Grandmama, Alfie and the Promise of Spring
By Sheryl McAlister
Sheryl McAlister is the oldest grandchild of 11. She’s pretty sure her Grandmother loved them all equally no matter what’s printed here.
My grandmother was one of the great loves of my life. I remember the first time she visited me after she died. It was the spring of 2002 … in my backyard. A recent news feature about the emergence of this spring’s black and blue salvia reminded me of that visit.
Her life was one of simple kindnesses and the many that were not-so-simple. She was a good mother, a kind human being, a generous neighbor and the type of grandmother you’d wish to have.

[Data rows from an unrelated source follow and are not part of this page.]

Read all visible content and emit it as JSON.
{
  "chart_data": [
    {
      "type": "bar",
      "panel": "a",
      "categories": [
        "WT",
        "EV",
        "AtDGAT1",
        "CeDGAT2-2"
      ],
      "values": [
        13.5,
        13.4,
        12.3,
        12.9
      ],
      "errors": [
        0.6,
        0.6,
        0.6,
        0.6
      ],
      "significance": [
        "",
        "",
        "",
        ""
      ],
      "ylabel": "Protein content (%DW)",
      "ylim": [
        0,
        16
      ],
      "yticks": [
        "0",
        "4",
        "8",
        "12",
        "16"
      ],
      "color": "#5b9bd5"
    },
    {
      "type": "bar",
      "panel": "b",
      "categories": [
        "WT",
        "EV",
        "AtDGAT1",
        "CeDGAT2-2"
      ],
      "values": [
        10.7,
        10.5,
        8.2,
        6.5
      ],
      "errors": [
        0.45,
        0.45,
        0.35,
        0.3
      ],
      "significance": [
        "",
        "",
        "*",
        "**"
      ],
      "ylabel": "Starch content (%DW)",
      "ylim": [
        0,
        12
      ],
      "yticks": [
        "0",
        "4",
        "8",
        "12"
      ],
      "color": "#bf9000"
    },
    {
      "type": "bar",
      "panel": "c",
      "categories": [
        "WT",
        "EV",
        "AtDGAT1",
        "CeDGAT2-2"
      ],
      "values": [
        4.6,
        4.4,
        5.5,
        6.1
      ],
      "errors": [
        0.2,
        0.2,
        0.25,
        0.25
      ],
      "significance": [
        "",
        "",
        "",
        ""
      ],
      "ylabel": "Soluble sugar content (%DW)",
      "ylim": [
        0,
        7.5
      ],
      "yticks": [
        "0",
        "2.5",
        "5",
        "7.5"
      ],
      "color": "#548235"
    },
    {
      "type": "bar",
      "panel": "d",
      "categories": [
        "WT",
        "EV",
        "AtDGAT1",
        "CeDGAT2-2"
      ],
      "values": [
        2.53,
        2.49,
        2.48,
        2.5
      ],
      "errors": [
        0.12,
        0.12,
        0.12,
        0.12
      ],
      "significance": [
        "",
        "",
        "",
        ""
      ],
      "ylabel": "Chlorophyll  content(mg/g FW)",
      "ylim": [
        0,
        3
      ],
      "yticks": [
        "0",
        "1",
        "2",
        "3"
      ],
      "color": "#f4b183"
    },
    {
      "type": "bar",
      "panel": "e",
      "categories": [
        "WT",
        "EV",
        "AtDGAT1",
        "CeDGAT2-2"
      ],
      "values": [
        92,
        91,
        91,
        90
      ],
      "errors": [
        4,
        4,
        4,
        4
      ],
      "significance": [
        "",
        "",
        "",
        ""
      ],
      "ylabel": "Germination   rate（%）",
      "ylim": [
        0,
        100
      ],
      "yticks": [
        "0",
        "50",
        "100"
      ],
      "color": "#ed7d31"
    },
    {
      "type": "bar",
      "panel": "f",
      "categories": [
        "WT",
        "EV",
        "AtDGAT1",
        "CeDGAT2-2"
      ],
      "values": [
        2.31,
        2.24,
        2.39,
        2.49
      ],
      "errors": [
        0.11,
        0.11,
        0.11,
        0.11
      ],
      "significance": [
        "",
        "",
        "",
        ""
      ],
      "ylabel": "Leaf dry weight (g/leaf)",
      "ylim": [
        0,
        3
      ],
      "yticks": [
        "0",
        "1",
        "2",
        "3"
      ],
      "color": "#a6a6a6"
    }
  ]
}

Grandmama, as we called her, was the only daughter of poor parents who had worked as sharecroppers. She grew up understanding the value of hard work and commitment to family. She dropped out of high school to raise her brother’s 2 small children when he was widowed. Her home was always a refuge for those in need. Her fried chicken and macaroni, legendary.
She was a substantial woman with strong hands, a big heart and a head full of wild, wiry silver hair. She reared 4 sons of her own, doted on her 11 grandchildren and adored my grandfather. She took great pride in her grandchildren’s accomplishments – academically, athletically, musically or otherwise. She could cook Southern Comfort Food that would have made Craig Claibourne take notice. And she made the best Red Velvet cake I’ve ever had. Ever.
I was one of her favorites. (Of course, that has nothing to do with anything.) She also loved my Shih Tzu, Alfie. And they seemed inexplicably linked.
Grandmama lived with Alzheimer’s disease for the last 10 years of her life. It began to severely impact the quality of her life and her memory in the fall of 1998. Nearly three years to the day she left her home for an assisted living apartment, she died.
I’m quite certain Alfie also suffered from dementia and in her declining health, her behavior began to resemble my grandmother’s. She became disoriented and seemed to favor those things that resembled something inherently familiar. At the age of 18, she died — two days before my grandmother did.
I guess I’m like most people, wondering what happens to a soul. I choose to have faith and believe in a heaven. It brought me comfort to think – to hope – Alfie and Grandmama found each other somehow. I remember hoping for a sign that would let me know for sure.
The fall had turned to winter and the winter to spring when I stepped outside my back door in Charlotte, NC, one Saturday morning in 2002. I had purchased a headstone for Alfie for the flower garden some months before. It was situated to the left of the covered porch near a bench and stepping stones. Flowers were planted nearby, but that particular area was devoid of ground cover.
I had a cup of coffee in my hands when I let my other dogs out, looked up at the sky to see what weather the day would bring, and glanced at the flower bed. All around Alfie’s headstone were purple salvias.
The purple salvias (which I now know were actually a rare black and blue salvia) had never, to my knowledge, been planted in my yard and certainly not in that spot. In fact, no purple flowers had ever been planted in that flower bed. And the only spot they covered was around and over Alfie’s headstone.
My grandmother’s favorite flower was salvia. I knew they had found each other.
I couldn’t wait to let my sisters know, and one of them asked if I had taken a photo. I had not, and frankly, all I remember is that the flowers disappeared as quickly as they had come. And they never came back.
It’s been 13 years since Grandmama and Alfie died, and I never researched whether there was such a thing as purple salvia. I didn’t need to; the evidence had been right in front of me. But reading the article about this spring’s rare treat brought me a familiar comfort all the same.